From the analysis above, we can conclude that while the conversion rate of the control group follows (or resembles) a normal distribution, the conversion rate of the test group does not. Hence, we will do our Hypothesis testing using the Mann-Whitney U test.

In [135]:
check_distribution(completion_rate_control, 'Completion Rate Control')
check_distribution(completion_rate_test, 'Completion Rate Test')
Normality test statistic: 29.016169409956795, p-value: 5.00286598880455e-07
Completion Rate Control does not follow a normal distribution.
Normality test statistic: 0.9718944813842352, p-value: 0.6151142594600424
Completion Rate Test follows a normal distribution.

Here, we have the opposite case, in which the completion rate of the control group does not follow a normal distribution, whereas it does for the test group.

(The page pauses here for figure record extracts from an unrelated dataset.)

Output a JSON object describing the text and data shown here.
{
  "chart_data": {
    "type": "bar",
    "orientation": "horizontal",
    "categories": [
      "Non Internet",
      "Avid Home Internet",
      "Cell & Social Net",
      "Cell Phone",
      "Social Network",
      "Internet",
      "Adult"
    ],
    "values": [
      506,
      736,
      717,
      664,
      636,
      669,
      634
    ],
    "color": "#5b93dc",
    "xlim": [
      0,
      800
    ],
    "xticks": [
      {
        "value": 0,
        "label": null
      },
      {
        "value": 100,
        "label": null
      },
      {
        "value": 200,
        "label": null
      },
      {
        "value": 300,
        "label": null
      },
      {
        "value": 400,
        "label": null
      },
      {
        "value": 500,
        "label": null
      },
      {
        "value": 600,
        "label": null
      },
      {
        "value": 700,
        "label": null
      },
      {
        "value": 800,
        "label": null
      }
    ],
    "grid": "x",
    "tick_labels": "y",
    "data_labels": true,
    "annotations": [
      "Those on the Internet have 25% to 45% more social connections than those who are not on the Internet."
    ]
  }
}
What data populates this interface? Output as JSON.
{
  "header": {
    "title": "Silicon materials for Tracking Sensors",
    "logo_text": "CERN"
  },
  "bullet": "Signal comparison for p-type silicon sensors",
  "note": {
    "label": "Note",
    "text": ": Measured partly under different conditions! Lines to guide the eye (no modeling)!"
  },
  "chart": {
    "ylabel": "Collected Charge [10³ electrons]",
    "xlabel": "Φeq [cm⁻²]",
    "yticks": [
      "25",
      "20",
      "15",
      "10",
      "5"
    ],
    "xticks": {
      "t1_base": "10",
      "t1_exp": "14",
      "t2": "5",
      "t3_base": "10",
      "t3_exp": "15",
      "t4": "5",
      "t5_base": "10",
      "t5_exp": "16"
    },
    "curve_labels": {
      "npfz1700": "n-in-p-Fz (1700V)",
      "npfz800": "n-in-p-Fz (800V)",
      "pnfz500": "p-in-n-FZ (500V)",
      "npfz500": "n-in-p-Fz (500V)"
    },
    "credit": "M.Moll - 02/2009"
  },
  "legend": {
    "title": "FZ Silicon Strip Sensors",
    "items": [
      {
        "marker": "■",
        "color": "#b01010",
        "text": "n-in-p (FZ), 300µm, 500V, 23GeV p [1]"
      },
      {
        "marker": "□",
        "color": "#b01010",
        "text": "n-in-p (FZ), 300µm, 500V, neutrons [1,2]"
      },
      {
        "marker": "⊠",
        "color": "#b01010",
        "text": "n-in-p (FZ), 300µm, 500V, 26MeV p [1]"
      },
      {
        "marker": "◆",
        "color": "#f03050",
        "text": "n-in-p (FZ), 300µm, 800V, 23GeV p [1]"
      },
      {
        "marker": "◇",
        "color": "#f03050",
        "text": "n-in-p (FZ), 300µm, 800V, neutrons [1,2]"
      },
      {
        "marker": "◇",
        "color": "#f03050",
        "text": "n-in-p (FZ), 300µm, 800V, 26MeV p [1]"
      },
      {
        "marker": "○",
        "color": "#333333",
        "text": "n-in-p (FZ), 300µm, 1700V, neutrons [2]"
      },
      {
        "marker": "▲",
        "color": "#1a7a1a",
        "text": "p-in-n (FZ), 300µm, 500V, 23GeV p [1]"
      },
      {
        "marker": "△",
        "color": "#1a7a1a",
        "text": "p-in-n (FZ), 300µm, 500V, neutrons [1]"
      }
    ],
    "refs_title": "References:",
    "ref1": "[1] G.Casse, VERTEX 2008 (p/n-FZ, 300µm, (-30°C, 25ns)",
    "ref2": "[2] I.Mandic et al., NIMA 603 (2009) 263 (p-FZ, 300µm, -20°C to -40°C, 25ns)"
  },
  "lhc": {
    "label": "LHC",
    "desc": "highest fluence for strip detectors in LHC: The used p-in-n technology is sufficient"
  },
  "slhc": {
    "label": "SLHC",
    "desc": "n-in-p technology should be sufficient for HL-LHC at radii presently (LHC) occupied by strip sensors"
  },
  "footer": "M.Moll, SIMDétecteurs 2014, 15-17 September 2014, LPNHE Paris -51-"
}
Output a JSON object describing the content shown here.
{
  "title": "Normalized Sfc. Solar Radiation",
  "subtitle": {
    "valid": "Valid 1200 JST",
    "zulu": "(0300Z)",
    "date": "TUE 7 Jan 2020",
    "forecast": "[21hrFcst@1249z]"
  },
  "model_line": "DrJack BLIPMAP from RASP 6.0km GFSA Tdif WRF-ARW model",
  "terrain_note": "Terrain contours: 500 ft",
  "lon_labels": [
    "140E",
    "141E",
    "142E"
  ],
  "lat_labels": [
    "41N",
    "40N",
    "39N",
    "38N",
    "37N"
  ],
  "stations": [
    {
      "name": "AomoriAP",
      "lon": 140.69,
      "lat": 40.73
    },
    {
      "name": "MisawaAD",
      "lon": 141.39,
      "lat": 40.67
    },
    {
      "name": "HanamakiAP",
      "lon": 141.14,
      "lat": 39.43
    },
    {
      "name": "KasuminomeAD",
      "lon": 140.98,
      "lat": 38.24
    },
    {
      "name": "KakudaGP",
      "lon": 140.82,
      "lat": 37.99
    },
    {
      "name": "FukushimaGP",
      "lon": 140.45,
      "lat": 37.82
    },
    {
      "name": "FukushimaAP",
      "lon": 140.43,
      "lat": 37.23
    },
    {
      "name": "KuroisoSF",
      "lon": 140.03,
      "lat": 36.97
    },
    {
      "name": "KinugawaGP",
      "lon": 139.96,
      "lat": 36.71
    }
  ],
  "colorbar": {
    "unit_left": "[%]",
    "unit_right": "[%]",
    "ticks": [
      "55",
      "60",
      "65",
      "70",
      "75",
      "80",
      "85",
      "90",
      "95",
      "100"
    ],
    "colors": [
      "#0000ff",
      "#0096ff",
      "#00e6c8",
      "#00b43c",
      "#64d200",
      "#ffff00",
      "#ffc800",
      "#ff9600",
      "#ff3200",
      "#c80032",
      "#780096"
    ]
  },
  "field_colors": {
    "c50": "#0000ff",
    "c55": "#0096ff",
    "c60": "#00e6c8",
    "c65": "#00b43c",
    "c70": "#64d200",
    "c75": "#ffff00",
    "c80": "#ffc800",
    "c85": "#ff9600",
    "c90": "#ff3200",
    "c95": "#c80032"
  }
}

Here again, this suggests to use the Mann-Whitney U test.

In [136]:
from scipy.stats import mannwhitneyu
In [137]:
# prepare the data for hypothesis testing

control_data['conversion_rate'] = conversion_rate_control
test_data['conversion_rate'] = conversion_rate_test

control_data['completion_rate'] = completion_rate_control
test_data['completion_rate'] = completion_rate_test

# fill missing values with 0
control_data.fillna(0, inplace=True)
test_data.fillna(0, inplace=True)
In [138]:
# Function to perform statistical tests and return results

def perform_whitney_u_test(control_data, test_data, metric_name):
    control_metric = control_data[metric_name]
    test_metric = test_data[metric_name]

    mean_control = control_metric.mean()
    mean_test = test_metric.mean()
    
    stat, p_value = mannwhitneyu(control_metric, test_metric)
    
    print(f'Mann-Whitney U Test for {metric_name}:')
    print(f'U-statistic: {stat}, p-value: {p_value}')
    
    if p_value < 0.05:
        print(f'The difference in {metric_name} between control and test groups is statistically significant.')
    else:
        print(f'The difference in {metric_name} between control and test groups is not statistically significant.')

     # Plot distributions
    plt.figure(figsize=(10, 5))
    sns.kdeplot(control_metric, label='Control', fill=True, color='skyblue', alpha=0.5)
    sns.kdeplot(test_metric, label='Test', fill=True, color='salmon', alpha=0.5)

    plt.axvline(mean_control, color='blue', linestyle='--', linewidth=1, alpha=0.4)
    plt.axvline(mean_test, color='red', linestyle='--', linewidth=1, alpha=0.4)
    
    plt.title(f'Distribution of {metric_name} (Mann–Whitney U Test)', fontsize=14)
    plt.xlabel(metric_name)
    plt.ylabel('Density')
    plt.legend()
    
    plt.text(x=0.05, y=plt.ylim()[1]*0.9, s=f'p = {p_value:.4f}', fontsize=12, bbox=dict(boxstyle='round', facecolor='white', edgecolor='gray'))

    plt.grid(True, linestyle='--', alpha=0.4)
    plt.tight_layout()
    plt.show()
In [139]:
# Perform Hypothesis testing for # of Purchases
perform_whitney_u_test(control_data, test_data, '# of Purchase')
Mann-Whitney U Test for # of Purchase:
U-statistic: 439.0, p-value: 0.8766246981054522
The difference in # of Purchase between control and test groups is not statistically significant.
In [140]:
# Perform Hypothesis testing for conversion rate
perform_whitney_u_test(control_data, test_data, 'conversion_rate')
Mann-Whitney U Test for conversion_rate:
U-statistic: 527.0, p-value: 0.25805149508623626
The difference in conversion_rate between control and test groups is not statistically significant.
In [141]:
# Perform Hypothesis testing for completion rate
perform_whitney_u_test(control_data, test_data, 'completion_rate')
Mann-Whitney U Test for completion_rate:
U-statistic: 185.0, p-value: 9.211268793716519e-05
The difference in completion_rate between control and test groups is statistically significant.

Results of the Hypothesis Testing¶

  • We were able to detect a significant difference between control and test group in only one of the investigated metrics: Completion Rate. In other words, the treatment significantly increased the completion rate, which means that customers in the treatment group went through with purchasing the items added to their cart more frequently than in the control group, which received no treatment.

  • There was no significant difference between control and treatment group in the conversion rate and the number of purchases. Hence, no effect of the treatment onto these metrics can be assumed at this point.